Algumas tendências do Teatro atual em São Paulo

Atualmente, não só no Brasil, existem diferentes maneiras de o Teatro ser praticado. Alguns espetáculos objetivam ou o divertimento ou o sofrimento. É o caso daquelas comédias e dramas que falam de traições entre casais, de confusões em família, de amores impossíveis. Apesar de poder ser uma simplificação, podem ser aí inseridos os chamados dramas burgueses e as comédias de intriga. Outros espetáculos objetivam apenas impactar visualmente. O consagrado diretor teatral Antunes Filho, criticando essa tendência, afirma em vários de seus depoimentos que um camelo nessa linha teatral tem muito mais importância do que o ator ou o texto. O texto teatral funcionaria como um pretexto e o ator, como mais um adorno. Nessa tendência podem ser colocados os espetáculos ligados ao chamado Teatro pós-moderno.
Outros, ainda, bastante produzidos por muitos dos astros televisivos, objetivam o riso escandaloso, preconceituoso e debochado em relação às loiras, aos negros, aos homossexuais, aos traídos, etc. Faz parte dessa tendência o chamado Teatro besteirol. Outros espetáculos, buscando de algum modo o desenvolvimento de um Teatro popular e comunitário, escolhem assuntos próximos aos problemas das comunidades da periferia. Muitos dos integrantes desses grupos são originários dessas mesmas comunidades. Dessa tendência, podem ser citados o grupo União e Olho Vivo, dirigido por César Vieira; o grupo Engenho Teatral, dirigido por Luiz Carlos Moreira, e o grupo Pombas Urbanas, dirigido por Lino Rojas. Outros, montados a partir de textos que, de diferentes modos, podem ser inseridos no vulgarmente chamado “papo cabeça”, têm o mérito de, pelo menos, inquietar, provocar e fazer o assunto continuar depois de as cortinas terem descido. Trata-se de uma tendência na qual os artistas têm compromissos estéticos concretos com a obra, tanto na forma quanto com relação ao seu conteúdo e, sobretudo, com relação a uma determinada pesquisa de linguagem. Apesar de significativas diferenças, tanto estéticas como de linguagens, e, ainda, de alvos e de alcance político, podem ser inseridos nessa tendência, especificamente no caso do Teatro praticado na cidade de São Paulo, o C.P.T. – Centro de Pesquisa Teatral, iniciativa do Sesc São Paulo, sediado no Sesc Consolação e dirigido por Antunes Filho; a Cia. do Latão, dirigida por Sérgio de Carvalho e Márcio Marciano; o Oficina, dirigida por Zé Celso; a Fraternal Cia. de Artes e Malas Artes, dirigida por Ednaldo Freire a partir de textos escritos por Luís Alberto de Abreu; o Galpão do Folias, dirigida por Reinaldo Maia e Marcos Antonio Rodrigues; Os Parlapatões, dirigido por Hugo Possollo; a Cia. São Jorge de Variedades, dirigida por Georgette Fadel; o Grupo Tapa, dirigido por Eduardo Tolentino; o Teatro da Vertigem, dirigido por Antônio Araújo; a Cia. Fábrica São Paulo, cujos últimos espetáculos têm sido dirigidos por Robert McCrea; a Cia. Pia Fraus, com um trabalho de criação e direção coletivas, e a Cia. Trucks Teatro de Boneco, dirigida por Henrique Sitchin.

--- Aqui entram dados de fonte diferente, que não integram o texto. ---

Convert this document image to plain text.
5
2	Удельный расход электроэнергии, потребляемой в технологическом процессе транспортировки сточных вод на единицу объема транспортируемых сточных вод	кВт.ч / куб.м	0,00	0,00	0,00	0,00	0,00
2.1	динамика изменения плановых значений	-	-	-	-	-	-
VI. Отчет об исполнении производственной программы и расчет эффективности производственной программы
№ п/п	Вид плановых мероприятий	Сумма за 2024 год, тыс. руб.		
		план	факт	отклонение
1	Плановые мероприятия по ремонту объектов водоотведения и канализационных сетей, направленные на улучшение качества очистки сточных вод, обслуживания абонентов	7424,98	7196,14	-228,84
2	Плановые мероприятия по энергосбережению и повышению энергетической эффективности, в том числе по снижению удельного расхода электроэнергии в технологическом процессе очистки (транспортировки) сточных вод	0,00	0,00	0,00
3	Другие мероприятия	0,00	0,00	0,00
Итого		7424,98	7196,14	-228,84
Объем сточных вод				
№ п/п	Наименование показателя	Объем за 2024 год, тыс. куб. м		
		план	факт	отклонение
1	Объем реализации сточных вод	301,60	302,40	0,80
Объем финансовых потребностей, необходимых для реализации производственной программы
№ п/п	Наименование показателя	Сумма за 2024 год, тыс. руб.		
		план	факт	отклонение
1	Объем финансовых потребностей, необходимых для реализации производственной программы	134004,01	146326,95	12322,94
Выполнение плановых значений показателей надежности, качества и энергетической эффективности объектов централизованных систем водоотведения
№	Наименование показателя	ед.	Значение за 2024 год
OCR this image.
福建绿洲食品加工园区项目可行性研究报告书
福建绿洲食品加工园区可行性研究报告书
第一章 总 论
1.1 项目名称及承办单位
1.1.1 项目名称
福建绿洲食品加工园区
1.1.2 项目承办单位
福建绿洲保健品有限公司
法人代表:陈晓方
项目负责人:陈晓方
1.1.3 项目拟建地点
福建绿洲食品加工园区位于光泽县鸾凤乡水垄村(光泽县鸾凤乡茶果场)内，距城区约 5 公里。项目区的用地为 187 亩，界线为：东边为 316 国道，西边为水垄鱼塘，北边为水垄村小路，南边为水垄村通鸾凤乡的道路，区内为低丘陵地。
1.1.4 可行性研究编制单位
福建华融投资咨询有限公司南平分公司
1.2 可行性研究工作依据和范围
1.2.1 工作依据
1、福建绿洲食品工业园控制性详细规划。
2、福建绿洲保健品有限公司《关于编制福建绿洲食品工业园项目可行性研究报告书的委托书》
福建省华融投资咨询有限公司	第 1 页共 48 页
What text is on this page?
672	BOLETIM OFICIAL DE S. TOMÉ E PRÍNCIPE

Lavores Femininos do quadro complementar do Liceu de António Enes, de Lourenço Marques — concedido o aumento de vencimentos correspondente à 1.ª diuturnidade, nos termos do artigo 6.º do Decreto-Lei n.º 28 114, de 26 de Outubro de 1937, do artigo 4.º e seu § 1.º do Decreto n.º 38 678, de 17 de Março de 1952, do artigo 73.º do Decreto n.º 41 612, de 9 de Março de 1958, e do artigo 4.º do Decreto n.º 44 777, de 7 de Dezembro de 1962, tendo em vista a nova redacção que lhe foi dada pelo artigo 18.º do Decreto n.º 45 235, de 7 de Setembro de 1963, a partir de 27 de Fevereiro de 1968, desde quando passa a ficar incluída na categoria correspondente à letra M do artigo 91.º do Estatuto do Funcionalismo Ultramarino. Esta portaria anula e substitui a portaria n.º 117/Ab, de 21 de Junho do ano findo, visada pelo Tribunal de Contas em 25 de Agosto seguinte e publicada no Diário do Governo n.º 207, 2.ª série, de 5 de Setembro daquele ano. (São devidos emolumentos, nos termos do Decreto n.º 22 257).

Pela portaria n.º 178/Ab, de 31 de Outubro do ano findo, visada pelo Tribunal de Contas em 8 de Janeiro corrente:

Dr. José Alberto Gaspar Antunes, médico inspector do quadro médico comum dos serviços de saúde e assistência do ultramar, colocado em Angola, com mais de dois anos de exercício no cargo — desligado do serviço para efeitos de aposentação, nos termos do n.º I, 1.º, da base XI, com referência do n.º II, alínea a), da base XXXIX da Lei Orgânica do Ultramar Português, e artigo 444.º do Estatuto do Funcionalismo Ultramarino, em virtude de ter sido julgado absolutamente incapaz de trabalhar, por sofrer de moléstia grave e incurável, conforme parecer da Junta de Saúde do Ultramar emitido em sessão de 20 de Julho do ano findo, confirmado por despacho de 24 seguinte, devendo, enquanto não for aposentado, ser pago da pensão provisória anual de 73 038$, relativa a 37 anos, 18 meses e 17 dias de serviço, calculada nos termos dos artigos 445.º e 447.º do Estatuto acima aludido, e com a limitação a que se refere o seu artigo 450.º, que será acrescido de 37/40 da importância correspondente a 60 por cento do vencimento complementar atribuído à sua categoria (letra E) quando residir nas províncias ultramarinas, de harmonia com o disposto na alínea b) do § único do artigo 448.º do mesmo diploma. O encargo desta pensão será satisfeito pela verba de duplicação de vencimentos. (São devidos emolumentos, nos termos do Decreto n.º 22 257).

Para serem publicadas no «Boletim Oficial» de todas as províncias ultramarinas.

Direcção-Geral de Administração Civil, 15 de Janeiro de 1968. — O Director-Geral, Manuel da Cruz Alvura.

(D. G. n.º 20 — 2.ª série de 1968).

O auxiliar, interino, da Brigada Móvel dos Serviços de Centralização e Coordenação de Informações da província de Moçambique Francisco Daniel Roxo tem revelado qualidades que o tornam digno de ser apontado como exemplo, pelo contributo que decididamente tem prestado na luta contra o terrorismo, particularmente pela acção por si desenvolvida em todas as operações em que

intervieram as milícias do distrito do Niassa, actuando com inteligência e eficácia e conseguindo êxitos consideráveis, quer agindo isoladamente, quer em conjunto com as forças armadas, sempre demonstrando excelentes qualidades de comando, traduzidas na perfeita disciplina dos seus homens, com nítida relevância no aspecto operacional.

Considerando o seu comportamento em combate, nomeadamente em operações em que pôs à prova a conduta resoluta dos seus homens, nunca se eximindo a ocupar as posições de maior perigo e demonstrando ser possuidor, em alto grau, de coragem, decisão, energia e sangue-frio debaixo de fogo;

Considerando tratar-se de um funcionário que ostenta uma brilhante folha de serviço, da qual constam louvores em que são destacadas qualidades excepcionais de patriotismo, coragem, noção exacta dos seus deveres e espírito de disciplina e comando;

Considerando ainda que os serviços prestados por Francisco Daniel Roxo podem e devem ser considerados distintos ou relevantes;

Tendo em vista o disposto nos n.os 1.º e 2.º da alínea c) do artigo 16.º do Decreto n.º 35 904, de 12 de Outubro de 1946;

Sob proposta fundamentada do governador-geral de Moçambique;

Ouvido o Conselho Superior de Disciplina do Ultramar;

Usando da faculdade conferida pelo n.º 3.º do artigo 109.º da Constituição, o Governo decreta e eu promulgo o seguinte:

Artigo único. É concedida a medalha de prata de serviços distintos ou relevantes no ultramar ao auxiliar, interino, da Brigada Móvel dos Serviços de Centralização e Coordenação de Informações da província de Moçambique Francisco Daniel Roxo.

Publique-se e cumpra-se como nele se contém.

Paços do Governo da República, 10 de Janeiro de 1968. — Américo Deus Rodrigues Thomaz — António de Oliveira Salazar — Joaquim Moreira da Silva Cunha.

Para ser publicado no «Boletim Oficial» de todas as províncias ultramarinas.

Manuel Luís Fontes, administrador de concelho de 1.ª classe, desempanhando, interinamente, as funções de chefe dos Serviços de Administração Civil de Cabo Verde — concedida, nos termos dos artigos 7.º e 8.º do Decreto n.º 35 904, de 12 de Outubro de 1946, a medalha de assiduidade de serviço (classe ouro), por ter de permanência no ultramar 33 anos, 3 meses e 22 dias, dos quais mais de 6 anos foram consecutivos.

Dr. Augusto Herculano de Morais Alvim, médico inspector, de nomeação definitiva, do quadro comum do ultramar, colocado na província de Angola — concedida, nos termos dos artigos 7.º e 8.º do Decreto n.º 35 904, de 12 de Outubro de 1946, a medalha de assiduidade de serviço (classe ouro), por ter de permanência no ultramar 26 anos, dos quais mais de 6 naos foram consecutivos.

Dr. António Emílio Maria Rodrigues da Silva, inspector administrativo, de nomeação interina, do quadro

Novas Formas de Olhar – olhares simbólicos

Já vimos, logo no início do texto, que a essência do Teatro compreende o ator, o texto e o público. Vimos, também, que a arte é uma linguagem e uma forma de expressão e de comunicação em que os significados são construídos por meio de símbolos. Nesse processo simbólico, os artistas desenvolvem um trabalho de recriação tanto da realidade quanto das relações humanas, que não são percebidas do mesmo modo por todos os indivíduos. Carregada de idealização, a arte ajuda na construção visionária (imaginada) de “novos olhares sobre a realidade”. A esse processo, quase sempre subjetivo e pessoal, dá-se o nome de “reconstrução simbólica”. No dicionário, símbolo aparece como “aquilo que, por sua forma ou sua natureza ou por um princípio de analogia, representa ou substitui outra coisa”; a balança como símbolo da justiça, água como símbolo da purificação. Pode significar, também, “elemento descritivo ou narrativo suscetível de dupla interpretação, associada quer ao plano das idéias, quer ao plano real”; e, ainda, alegoria, comparação, metáfora. Pode parecer difícil, mas o que se tenta dizer aqui é que cada indivíduo pode analisar uma obra teatral – que é sempre simbólica – de modos os mais diferentes, buscando entender ou, pelo menos, imaginar seus diversos significados. Uma série de fatores podem ajudar ou dificultar a análise de um espetáculo teatral. Ao se analisar um espetáculo deve-se evitar expressões como: “Gostei!”, “Não gostei!”, “Não entendi nada!”. É necessário lembrar que o espetáculo é o resultado de um trabalho coletivo e complexo, bastante diferente de um objeto como uma calça, um sorvete, um bife. É possível comentar um espetáculo por diversos aspectos. Pode-se falar do texto, do trabalho dos atores, da trilha sonora, etc. Ajuda bastante quando se tenta separar todas as coisas.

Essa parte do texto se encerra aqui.